C. Return to starting position. To make the exercise more effective start at different positions – hands to the side, hands in front, and behind by glutes to work the medial deltoids entirely.
Targets: It isolates almost entirely the medial deltoids, and also targets the supraspinatus. If you go higher than shoulder level you put more emphasis on the upper trapezius. I only go to shoulder level as I only want to mainly target the medial deltoids and as a woman don’t care to develop my trapezius too much.
Weight: I never go to heavy with this exercise (but keep it challenging) and tend to aim to execute many reps starting at least 20 reps, with very little recovery time in between sets.

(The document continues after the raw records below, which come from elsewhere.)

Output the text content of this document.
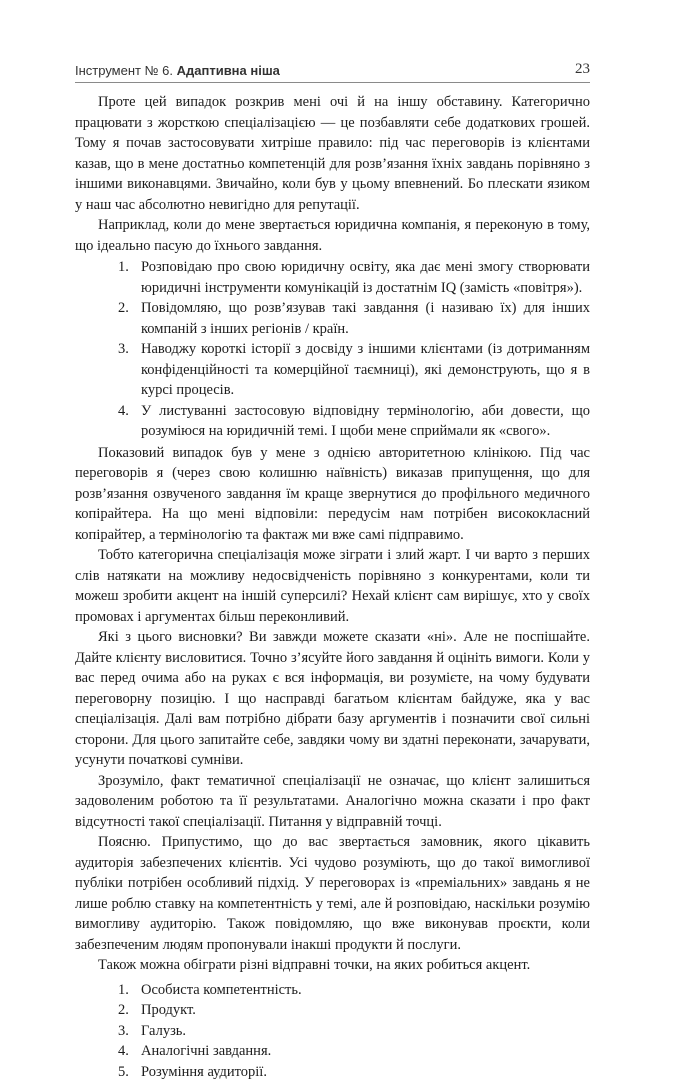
Інструмент № 6. Адаптивна ніша	23

Проте цей випадок розкрив мені очі й на іншу обставину. Категорично працювати з жорсткою спеціалізацією — це позбавляти себе додаткових грошей. Тому я почав застосовувати хитріше правило: під час переговорів із клієнтами казав, що в мене достатньо компетенцій для розв’язання їхніх завдань порівняно з іншими виконавцями. Звичайно, коли був у цьому впевнений. Бо плескати язиком у наш час абсолютно невигідно для репутації.

Наприклад, коли до мене звертається юридична компанія, я переконую в тому, що ідеально пасую до їхнього завдання.

1. Розповідаю про свою юридичну освіту, яка дає мені змогу створювати юридичні інструменти комунікацій із достатнім IQ (замість «повітря»).
2. Повідомляю, що розв’язував такі завдання (і називаю їх) для інших компаній з інших регіонів / країн.
3. Наводжу короткі історії з досвіду з іншими клієнтами (із дотриманням конфіденційності та комерційної таємниці), які демонструють, що я в курсі процесів.
4. У листуванні застосовую відповідну термінологію, аби довести, що розуміюся на юридичній темі. І щоби мене сприймали як «свого».

Показовий випадок був у мене з однією авторитетною клінікою. Під час переговорів я (через свою колишню наївність) виказав припущення, що для розв’язання озвученого завдання їм краще звернутися до профільного медичного копірайтера. На що мені відповіли: передусім нам потрібен висококласний копірайтер, а термінологію та фактаж ми вже самі підправимо.

Тобто категорична спеціалізація може зіграти і злий жарт. І чи варто з перших слів натякати на можливу недосвідченість порівняно з конкурентами, коли ти можеш зробити акцент на іншій суперсилі? Нехай клієнт сам вирішує, хто у своїх промовах і аргументах більш переконливий.

Які з цього висновки? Ви завжди можете сказати «ні». Але не поспішайте. Дайте клієнту висловитися. Точно з’ясуйте його завдання й оцініть вимоги. Коли у вас перед очима або на руках є вся інформація, ви розумієте, на чому будувати переговорну позицію. І що насправді багатьом клієнтам байдуже, яка у вас спеціалізація. Далі вам потрібно дібрати базу аргументів і позначити свої сильні сторони. Для цього запитайте себе, завдяки чому ви здатні переконати, зачарувати, усунути початкові сумніви.

Зрозуміло, факт тематичної спеціалізації не означає, що клієнт залишиться задоволеним роботою та її результатами. Аналогічно можна сказати і про факт відсутності такої спеціалізації. Питання у відправній точці.

Поясню. Припустимо, що до вас звертається замовник, якого цікавить аудиторія забезпечених клієнтів. Усі чудово розуміють, що до такої вимогливої публіки потрібен особливий підхід. У переговорах із «преміальних» завдань я не лише роблю ставку на компетентність у темі, але й розповідаю, наскільки розумію вимогливу аудиторію. Також повідомляю, що вже виконував проєкти, коли забезпеченим людям пропонували інакші продукти й послуги.

Також можна обігрaти різні відправні точки, на яких робиться акцент.

1. Особиста компетентність.
2. Продукт.
3. Галузь.
4. Аналогічні завдання.
5. Розуміння аудиторії.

I work until I feel a ‘burning’ sensation.
4) FRONT RAISE (as below pic)
A. Stand tall with your feet about a half a shoulder-width apart. Hold the dumbbells with an overhand grip in front of you, resting on your thighs. B. As you inhale raise the shoulders forward to shoulder level. C. Exhale as you bring the weight down to starting position. Repeat x 12. Targets: Mainly works the anterior deltoids & upper pectorals and a bit less on the medial deltoids.